Adversaries have once again targeted the npm supply chain, though this incursion pursued a surgical and perilous objective: packages integral to developers within the SAP ecosystem. The malicious campaign, designated “Mini Shai-Hulud,” appears modest in its breadth of affected components, yet it possesses the latent capacity to exfiltrate tokens, cloud secrets, and proprietary corporate environments.
According to a forensic exposition by Aikido, the compromised assets include @cap-js/sqlite (v2.2.2), @cap-js/postgres (v2.2.2), @cap-js/db-service (v2.10.1), and mbt (v1.2.48). A preinstall script was surreptitiously embedded within these packages, which autonomously triggered the execution of a setup.mjs file upon installation via npm. While the primary codebase maintained the facade of legitimacy, the nefarious logic was sequestered within two novel files: setup.mjs and execution.js.
The initial file orchestrated the retrieval of the Bun 1.3.13 JavaScript runtime from GitHub to facilitate the second stage of the assault. The subsequent file, execution.js, manifested as a substantial, obfuscated module—spanning 11.7 MB—engineered to scavenge credentials from workstations and CI/CD servers. The payload targeted an expansive array of telemetry, including GitHub and npm tokens, environment variables, GitHub Actions secrets, and credentials for AWS, Azure, GCP, and Kubernetes, as well as configurations for Claude, MCP, Signal, Electrum, and various VPNs.
A particularly sophisticated facet of the malware involved its interaction with GitHub Actions. The malicious code featured a Python-based component designed to locate the Runner.Worker process, subsequently reading the runner’s memory to extract masked secrets from internal structures.
Investigators posit that the primary ingress point was likely an npm token exfiltration occurring during a pull request build within the CircleCI pipeline. On April 29, a transient draft PR surfaced in the SAP/cloud-mta-build-tool repository, introducing modifications to the CI configuration. Although the branch was eventually overwritten, CircleCI logs retained vestiges of the Bun downloader, the obfuscated payload, and a test command execution accompanied by masked project secrets, including the pivotal npm and GitHub tokens.
For data exfiltration, the malware utilized public GitHub repositories, assigning them thematic titles derived from the literary epic Dune and an identical description: “A Mini Shai-Hulud has Appeared.” Encrypted findings were archived in JSON format, while distribution was facilitated through commit messages bearing the marker “OhNoWhatsGoingOnWithGitHub,” from which encoded GitHub tokens were derived.

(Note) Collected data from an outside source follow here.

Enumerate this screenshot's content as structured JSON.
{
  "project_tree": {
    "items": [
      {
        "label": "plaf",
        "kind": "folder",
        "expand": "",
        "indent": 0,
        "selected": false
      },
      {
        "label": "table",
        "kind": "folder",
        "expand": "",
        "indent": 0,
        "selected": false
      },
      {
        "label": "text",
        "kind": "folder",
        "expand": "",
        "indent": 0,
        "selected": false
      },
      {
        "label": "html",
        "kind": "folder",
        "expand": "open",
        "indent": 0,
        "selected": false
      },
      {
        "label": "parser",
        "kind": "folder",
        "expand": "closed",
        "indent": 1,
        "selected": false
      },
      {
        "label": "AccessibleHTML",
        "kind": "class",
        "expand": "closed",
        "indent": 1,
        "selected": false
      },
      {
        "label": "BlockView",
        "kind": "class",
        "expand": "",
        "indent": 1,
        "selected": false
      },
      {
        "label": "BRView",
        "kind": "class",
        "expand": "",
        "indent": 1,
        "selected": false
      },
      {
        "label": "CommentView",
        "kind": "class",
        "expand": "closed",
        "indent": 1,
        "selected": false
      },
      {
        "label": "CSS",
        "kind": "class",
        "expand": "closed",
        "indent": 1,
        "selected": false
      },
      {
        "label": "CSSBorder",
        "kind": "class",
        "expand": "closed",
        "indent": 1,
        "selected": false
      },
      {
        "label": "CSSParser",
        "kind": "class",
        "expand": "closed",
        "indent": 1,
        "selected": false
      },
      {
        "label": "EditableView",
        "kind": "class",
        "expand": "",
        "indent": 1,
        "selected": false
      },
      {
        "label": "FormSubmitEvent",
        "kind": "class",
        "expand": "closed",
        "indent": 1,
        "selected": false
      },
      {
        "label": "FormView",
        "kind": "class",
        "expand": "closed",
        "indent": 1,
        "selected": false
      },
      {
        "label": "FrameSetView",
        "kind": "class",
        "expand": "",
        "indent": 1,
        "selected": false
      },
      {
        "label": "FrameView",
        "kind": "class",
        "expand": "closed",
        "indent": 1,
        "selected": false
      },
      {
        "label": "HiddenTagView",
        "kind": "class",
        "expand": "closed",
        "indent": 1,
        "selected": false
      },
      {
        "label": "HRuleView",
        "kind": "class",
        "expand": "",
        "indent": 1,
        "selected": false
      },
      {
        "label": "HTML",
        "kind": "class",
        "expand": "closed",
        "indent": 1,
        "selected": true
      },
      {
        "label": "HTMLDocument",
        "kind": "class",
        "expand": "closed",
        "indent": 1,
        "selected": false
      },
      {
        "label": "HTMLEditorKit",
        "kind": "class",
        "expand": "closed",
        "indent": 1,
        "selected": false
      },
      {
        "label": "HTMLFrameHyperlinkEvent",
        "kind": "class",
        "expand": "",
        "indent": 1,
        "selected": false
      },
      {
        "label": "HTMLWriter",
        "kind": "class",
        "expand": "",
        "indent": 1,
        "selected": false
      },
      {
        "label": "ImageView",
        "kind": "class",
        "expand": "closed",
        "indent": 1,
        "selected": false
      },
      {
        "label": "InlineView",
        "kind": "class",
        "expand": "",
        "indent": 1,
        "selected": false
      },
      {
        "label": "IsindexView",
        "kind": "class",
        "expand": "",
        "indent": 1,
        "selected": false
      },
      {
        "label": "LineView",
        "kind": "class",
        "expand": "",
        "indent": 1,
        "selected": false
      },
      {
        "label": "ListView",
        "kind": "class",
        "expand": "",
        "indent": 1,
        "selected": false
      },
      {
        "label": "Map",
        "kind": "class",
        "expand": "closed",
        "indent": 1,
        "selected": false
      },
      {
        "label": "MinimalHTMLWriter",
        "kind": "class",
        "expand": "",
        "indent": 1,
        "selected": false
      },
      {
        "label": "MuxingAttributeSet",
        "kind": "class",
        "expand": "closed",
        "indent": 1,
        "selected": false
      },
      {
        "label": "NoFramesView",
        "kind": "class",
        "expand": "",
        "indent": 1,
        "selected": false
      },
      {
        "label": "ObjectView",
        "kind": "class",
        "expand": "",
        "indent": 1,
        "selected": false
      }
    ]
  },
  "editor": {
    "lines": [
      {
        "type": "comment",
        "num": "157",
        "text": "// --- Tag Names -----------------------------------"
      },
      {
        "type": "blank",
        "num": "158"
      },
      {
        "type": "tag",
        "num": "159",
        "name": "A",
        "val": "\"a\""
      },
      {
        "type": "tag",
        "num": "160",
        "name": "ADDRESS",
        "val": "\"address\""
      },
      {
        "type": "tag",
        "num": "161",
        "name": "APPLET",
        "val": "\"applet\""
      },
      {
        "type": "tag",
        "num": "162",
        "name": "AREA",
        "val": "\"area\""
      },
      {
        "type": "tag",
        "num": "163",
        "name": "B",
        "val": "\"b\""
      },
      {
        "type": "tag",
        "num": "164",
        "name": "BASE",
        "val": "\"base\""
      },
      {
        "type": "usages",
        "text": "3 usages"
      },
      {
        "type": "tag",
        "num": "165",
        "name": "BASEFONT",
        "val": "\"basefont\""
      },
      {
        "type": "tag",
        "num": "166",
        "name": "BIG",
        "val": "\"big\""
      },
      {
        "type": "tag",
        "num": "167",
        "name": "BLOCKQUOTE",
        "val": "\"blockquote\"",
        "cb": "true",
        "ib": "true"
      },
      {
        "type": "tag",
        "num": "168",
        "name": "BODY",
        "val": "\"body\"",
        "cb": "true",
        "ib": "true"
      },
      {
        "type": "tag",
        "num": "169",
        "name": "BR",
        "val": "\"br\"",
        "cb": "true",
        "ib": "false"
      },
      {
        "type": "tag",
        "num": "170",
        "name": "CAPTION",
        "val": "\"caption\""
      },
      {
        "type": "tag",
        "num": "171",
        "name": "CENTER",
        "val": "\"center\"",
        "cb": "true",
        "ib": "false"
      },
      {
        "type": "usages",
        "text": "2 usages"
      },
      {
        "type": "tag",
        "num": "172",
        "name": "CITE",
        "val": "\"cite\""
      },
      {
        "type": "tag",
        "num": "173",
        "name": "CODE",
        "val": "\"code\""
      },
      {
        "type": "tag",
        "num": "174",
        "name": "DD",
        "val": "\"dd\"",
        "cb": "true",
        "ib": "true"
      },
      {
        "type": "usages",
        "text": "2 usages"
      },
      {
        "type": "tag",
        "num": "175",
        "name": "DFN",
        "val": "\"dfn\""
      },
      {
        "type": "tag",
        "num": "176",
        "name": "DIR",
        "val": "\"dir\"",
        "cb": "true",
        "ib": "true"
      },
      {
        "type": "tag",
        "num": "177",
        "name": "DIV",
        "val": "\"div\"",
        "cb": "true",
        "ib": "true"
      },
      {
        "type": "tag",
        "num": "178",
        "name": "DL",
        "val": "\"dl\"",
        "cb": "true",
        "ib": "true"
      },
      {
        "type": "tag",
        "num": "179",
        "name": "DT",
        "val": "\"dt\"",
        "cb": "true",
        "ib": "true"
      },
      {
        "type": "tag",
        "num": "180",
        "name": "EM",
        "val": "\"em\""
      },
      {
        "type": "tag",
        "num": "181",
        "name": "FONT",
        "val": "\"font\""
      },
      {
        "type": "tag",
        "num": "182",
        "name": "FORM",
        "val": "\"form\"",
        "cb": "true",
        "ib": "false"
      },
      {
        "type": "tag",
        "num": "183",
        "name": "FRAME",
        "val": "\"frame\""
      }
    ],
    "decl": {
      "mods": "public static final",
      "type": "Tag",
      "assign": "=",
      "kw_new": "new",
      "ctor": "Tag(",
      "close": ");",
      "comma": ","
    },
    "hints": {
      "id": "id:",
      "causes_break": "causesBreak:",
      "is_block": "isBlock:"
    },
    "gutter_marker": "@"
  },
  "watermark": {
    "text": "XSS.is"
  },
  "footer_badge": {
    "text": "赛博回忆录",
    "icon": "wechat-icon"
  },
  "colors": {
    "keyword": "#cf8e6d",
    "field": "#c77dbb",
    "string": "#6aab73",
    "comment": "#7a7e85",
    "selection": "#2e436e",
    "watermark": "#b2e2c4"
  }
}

The report’s authors caution that if the affected versions were integrated into a workflow, merely rotating npm tokens is insufficient. One must assume the total compromise of GitHub accounts, cloud services, Kubernetes clusters, CI/CD secrets, and local developer utilities. Organizations are urged to scrutinize lockfiles, package caches, and CI logs for the presence of setup.mjs or execution.js, and to audit workstations for unauthorized Bun 1.3.13 downloads or anomalous directories such as .claude or .vscode.